26. Following the implementation of the Mergers, securityholders of the Terminating Funds will cease to be securityholders of the Terminating Fund and will become securityholders of the Continuing Fund. The Continuing Fund will continue as a publicly offered open-ended mutual fund offering securities in the Jurisdictions.
27. No sales charges will be payable in connection with the acquisition by the Continuing Fund of the investment portfolio of the Terminating Funds.
28. The Manager believes that the Mergers are beneficial to securityholders of the Terminating Funds and Continuing Fund for the following reasons:
(a) Economies of scale: The Mergers will provide economies of scale by eliminating duplicative administrative and regulatory costs of operating the Terminating Funds and the Continuing Fund as separate mutual funds. The Mergers will also allow the Manager to make its international product offering simpler and therefore easier for investors to understand.
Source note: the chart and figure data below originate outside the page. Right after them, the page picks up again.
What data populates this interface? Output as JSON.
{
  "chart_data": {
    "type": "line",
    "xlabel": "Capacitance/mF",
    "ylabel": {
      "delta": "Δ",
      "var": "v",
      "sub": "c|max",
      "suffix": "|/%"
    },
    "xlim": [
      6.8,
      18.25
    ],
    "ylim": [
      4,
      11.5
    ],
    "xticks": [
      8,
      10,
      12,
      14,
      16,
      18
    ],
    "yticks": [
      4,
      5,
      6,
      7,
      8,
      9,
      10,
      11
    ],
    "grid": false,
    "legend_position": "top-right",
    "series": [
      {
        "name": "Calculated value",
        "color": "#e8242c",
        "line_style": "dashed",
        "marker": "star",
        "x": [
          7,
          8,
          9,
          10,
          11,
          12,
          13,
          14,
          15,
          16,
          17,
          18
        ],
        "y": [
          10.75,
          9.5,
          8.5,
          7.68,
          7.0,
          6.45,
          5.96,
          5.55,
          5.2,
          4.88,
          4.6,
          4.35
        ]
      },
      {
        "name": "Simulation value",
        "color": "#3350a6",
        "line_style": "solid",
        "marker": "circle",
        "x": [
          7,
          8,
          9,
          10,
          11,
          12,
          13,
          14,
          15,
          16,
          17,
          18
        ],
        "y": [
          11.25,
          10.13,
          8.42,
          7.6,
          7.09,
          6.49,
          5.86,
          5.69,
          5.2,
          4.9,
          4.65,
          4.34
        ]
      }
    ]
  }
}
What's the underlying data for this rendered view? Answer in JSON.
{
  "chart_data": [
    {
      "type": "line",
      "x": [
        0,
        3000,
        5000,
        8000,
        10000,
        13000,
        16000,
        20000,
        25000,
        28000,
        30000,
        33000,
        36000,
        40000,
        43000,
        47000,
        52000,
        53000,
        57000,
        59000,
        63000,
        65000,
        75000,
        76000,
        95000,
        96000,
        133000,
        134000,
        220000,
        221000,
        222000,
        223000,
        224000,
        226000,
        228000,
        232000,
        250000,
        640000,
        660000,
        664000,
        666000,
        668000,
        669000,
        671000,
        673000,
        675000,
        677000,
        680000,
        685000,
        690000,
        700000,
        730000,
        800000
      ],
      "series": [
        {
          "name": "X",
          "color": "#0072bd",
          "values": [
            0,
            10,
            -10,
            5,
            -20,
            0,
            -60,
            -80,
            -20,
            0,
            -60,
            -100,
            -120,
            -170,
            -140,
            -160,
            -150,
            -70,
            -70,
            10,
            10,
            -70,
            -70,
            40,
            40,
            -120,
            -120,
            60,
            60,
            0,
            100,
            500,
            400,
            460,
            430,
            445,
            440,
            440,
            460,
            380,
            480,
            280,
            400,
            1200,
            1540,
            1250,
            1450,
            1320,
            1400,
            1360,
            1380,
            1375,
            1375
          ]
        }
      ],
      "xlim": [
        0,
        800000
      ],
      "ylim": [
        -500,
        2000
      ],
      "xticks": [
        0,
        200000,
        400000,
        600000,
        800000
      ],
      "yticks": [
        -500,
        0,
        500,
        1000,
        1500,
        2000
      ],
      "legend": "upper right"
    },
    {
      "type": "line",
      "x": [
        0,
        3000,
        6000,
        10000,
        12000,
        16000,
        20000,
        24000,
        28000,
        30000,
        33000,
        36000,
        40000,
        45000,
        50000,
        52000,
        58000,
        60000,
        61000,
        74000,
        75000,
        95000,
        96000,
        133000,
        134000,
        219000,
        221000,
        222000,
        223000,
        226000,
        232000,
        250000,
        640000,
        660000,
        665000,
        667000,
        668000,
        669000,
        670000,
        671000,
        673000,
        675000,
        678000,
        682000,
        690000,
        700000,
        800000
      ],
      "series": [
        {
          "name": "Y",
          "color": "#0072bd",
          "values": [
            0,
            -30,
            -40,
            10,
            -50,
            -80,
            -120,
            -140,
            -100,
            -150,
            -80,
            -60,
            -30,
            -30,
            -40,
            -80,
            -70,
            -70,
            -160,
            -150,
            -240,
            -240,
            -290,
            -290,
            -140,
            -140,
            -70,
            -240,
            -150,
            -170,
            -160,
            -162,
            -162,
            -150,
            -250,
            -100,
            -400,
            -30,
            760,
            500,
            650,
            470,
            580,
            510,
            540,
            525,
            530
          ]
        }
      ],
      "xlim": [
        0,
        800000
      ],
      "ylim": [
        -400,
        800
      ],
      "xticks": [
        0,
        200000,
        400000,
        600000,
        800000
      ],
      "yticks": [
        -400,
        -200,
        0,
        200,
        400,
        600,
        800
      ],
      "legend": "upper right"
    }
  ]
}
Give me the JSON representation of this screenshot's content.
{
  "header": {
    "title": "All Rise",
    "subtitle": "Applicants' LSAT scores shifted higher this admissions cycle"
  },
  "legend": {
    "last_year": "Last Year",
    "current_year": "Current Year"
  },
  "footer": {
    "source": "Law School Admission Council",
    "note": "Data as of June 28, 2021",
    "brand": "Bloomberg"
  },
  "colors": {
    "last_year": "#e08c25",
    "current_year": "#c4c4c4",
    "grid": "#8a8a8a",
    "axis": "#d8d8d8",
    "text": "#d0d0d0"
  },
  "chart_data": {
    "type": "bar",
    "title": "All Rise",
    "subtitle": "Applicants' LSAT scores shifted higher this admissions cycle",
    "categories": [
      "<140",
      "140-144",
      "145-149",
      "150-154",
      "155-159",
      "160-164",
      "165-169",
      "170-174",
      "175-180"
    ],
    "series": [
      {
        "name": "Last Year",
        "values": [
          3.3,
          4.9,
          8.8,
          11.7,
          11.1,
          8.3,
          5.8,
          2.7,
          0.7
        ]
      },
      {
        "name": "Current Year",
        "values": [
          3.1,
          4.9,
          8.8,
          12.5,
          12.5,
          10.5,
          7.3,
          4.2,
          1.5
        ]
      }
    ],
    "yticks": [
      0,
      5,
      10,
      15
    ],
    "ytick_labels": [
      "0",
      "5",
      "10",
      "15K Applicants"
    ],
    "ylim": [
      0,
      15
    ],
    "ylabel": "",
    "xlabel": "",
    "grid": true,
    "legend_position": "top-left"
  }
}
(b) Flexible mandate of the Continuing Fund: While all the Funds have international mandates, the Continuing Fund provides a similar yet broader or more flexible mandate with consistency of management that the Manager believes provides the Continuing Fund with broader investment opportunities that may lead to increased diversification and potentially less volatility.
(c) Increased diversification: Over the years, interest in narrowly focused regional equity funds such as the Terminating Funds has decreased significantly and the erosion of assets has made it increasingly inefficient to manage the Terminating Funds as standalone mutual funds and provide proper diversification. Following the Mergers, the Continuing Fund will have more assets allowing for increased portfolio diversification opportunities and a smaller proportion of assets set aside to fund redemptions.
(d) Similar or lower fees: Securityholders of the Terminating Funds will receive units of the Continuing Fund that have lower administration fees than the units of the funds they currently hold, and securityholders of the Continuing Fund will also benefit from reduced administration fees as a result of the Mergers.
The principal regulator is satisfied that the decision meets the test set out in the Legislation for the principal regulator to make the decision.
The decision of the principal regulator under the Legislation is that the Approval Sought is granted, provided that the Filers obtain the prior approval of the securityholders of the Funds for the Mergers at a special meeting held for that purpose.